ABSTRACT
In this paper, we attempt to create a unique forecasting model to forecast out-of-sample the tourism demand in 24 European Union countries. The initial dataset included 34 relevant variables of annual frequency that span the period from 2010 to 2020 for 40 countries. A data prefiltering process resulted in a final set of 17 relevant variables for 24 countries. Additionally, in the effort to investigate the impact of uncertainty on international tourism, apart from the traditional factors that affect tourism, we also include variables that measure various forms of uncertainty: we use the World Pandemic Uncertainty (WPU) Index, the Global CBOE Volatility Index, the Political Globalisation Index, the Economic Globalisation Index, and the Political Stability Index.
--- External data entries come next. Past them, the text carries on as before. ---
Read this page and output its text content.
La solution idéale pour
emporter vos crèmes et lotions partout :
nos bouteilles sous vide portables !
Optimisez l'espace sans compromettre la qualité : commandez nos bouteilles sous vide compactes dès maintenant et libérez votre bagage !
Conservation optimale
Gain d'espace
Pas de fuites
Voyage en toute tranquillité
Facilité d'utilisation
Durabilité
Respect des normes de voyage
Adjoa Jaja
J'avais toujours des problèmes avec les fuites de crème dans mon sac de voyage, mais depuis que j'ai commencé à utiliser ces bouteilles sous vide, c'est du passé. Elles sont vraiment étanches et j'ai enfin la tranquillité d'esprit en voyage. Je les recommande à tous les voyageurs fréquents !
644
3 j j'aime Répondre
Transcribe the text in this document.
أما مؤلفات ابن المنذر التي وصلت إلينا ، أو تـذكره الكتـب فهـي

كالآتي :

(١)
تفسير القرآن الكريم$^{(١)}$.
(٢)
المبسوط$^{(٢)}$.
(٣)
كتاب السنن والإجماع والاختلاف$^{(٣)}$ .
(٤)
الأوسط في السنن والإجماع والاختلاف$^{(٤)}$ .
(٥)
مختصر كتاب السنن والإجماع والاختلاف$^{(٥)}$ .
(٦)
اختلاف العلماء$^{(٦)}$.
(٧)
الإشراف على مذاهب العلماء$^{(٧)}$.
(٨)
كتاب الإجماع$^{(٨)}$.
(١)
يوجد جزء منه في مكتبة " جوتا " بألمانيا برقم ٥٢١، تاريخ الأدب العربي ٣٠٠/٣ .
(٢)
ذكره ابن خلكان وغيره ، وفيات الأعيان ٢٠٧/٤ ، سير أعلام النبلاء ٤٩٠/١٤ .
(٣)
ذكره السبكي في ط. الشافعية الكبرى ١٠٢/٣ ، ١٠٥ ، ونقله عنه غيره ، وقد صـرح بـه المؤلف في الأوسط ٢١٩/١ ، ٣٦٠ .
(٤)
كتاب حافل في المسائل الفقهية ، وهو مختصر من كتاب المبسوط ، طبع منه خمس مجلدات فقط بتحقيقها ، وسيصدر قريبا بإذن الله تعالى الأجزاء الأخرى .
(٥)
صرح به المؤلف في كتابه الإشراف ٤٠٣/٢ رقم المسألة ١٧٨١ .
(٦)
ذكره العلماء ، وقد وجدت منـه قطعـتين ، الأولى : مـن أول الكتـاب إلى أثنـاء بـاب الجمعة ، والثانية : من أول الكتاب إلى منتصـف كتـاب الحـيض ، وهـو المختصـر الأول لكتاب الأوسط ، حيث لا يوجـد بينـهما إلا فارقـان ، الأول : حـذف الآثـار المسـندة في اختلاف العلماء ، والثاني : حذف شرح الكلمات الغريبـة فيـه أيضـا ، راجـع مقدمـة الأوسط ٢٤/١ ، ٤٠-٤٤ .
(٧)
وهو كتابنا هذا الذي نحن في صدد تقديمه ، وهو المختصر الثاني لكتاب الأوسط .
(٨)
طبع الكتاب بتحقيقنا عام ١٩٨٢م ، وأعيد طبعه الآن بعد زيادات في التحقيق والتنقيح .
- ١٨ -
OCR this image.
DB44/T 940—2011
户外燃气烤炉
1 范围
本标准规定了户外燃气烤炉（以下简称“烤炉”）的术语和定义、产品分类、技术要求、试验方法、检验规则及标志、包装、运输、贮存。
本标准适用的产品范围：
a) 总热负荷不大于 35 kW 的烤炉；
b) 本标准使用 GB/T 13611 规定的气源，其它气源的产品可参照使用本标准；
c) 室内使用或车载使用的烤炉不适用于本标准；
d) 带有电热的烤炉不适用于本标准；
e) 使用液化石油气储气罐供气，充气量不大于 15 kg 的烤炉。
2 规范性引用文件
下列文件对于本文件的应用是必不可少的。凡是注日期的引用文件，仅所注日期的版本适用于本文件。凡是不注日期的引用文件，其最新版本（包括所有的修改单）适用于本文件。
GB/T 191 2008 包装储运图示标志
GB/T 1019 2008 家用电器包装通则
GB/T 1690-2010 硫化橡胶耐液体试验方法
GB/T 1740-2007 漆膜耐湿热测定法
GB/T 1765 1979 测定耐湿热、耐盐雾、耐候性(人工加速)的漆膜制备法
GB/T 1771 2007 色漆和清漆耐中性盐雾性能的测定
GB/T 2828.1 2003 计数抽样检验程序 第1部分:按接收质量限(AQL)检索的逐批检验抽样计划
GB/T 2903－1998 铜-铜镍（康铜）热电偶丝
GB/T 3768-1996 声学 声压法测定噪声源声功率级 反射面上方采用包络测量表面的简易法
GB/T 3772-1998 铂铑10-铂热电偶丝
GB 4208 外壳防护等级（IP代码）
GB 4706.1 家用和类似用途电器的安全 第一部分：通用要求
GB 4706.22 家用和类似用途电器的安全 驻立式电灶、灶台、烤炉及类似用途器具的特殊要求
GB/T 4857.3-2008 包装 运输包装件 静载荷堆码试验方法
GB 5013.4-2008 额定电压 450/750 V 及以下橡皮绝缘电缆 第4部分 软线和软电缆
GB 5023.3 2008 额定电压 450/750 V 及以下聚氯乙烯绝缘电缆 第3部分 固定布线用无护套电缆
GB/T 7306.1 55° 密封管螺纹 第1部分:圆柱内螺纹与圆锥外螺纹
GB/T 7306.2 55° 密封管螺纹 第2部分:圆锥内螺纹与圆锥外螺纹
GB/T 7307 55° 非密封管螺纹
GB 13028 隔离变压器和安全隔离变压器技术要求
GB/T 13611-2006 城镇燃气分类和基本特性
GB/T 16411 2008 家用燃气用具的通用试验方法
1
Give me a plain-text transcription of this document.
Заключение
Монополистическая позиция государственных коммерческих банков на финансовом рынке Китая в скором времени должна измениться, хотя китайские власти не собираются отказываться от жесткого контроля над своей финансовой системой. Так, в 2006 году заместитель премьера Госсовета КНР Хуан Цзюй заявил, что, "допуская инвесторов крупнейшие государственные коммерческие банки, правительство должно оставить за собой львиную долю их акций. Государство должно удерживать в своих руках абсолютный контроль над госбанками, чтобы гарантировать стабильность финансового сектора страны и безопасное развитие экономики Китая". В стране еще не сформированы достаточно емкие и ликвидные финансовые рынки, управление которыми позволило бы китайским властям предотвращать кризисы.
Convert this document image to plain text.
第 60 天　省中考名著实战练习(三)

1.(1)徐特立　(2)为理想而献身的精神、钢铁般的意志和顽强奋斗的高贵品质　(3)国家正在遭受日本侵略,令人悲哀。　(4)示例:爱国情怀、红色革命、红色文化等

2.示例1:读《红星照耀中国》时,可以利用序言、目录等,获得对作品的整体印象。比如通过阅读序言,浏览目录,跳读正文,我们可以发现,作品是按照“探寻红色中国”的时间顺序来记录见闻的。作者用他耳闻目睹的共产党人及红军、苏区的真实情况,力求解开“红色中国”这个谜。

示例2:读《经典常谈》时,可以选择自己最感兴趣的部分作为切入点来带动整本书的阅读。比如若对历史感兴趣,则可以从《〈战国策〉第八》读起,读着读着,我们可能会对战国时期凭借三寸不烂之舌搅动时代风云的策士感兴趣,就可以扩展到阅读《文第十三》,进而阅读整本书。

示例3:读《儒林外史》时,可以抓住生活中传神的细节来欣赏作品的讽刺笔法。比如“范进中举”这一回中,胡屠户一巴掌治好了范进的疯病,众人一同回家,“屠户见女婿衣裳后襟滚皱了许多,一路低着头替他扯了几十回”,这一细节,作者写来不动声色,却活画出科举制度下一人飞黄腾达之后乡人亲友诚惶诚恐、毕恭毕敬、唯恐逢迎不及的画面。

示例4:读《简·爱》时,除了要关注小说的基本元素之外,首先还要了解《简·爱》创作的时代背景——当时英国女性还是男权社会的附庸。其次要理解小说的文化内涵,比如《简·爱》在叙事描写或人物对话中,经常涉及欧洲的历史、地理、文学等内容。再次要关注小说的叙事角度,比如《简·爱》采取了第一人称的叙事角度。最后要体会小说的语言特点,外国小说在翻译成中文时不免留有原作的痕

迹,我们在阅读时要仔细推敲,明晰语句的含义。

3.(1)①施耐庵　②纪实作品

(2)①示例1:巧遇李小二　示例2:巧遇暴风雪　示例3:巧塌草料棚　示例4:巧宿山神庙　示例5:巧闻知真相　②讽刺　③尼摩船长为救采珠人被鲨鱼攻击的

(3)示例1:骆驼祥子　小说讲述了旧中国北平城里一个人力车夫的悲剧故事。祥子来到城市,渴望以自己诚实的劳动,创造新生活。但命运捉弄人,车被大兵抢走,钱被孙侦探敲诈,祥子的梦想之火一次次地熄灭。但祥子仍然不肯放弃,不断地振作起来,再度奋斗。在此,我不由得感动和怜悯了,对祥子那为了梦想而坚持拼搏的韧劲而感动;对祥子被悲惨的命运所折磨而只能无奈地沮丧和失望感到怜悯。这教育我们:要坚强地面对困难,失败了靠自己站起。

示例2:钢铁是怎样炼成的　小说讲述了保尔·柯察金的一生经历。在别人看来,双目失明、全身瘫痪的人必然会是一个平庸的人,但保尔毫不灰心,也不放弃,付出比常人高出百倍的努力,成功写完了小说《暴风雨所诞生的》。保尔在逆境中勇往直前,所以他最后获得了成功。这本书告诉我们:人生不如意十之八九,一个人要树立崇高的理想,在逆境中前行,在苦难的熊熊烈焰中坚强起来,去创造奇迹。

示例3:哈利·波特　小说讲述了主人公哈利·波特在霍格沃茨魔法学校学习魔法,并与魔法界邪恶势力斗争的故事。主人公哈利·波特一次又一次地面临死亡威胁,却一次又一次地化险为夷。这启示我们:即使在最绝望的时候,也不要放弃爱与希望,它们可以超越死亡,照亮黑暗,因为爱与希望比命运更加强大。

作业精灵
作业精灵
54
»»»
In the empirical part of our research, we employ and compare in terms of their forecasting accuracy a set of six state-of-the-art machine learning algorithms, the Support Vector Regression with both a linear and an RBF kernel, the Random Forests, the Decision Trees, the KNN, and gradient-boosting trees. The results show that the Gradient-Boosting Trees algorithm outperforms the other five models providing the most accurate forecasts with a MAPE of 0.10% and 1.36% in the training and the out-of-sample tests, respectively.
Disclosure statement
No potential conflict of interest was reported by the author(s).
Notes
1 Variance Importance Factor (VIF): VIF is used to measure multicollinearity by calculating how much the variance of an estimated regression coefficient rises when predictors are correlated. If the VIF equals to 1, there is no multicollinearity among regressors. If the VIF is more than 1, then the regressors may be slightly correlated. A VIF of 5–10 suggests significant correlation. If the VIF exceeds 10, then the regressions coefficients are underestimated due to multicollinearity.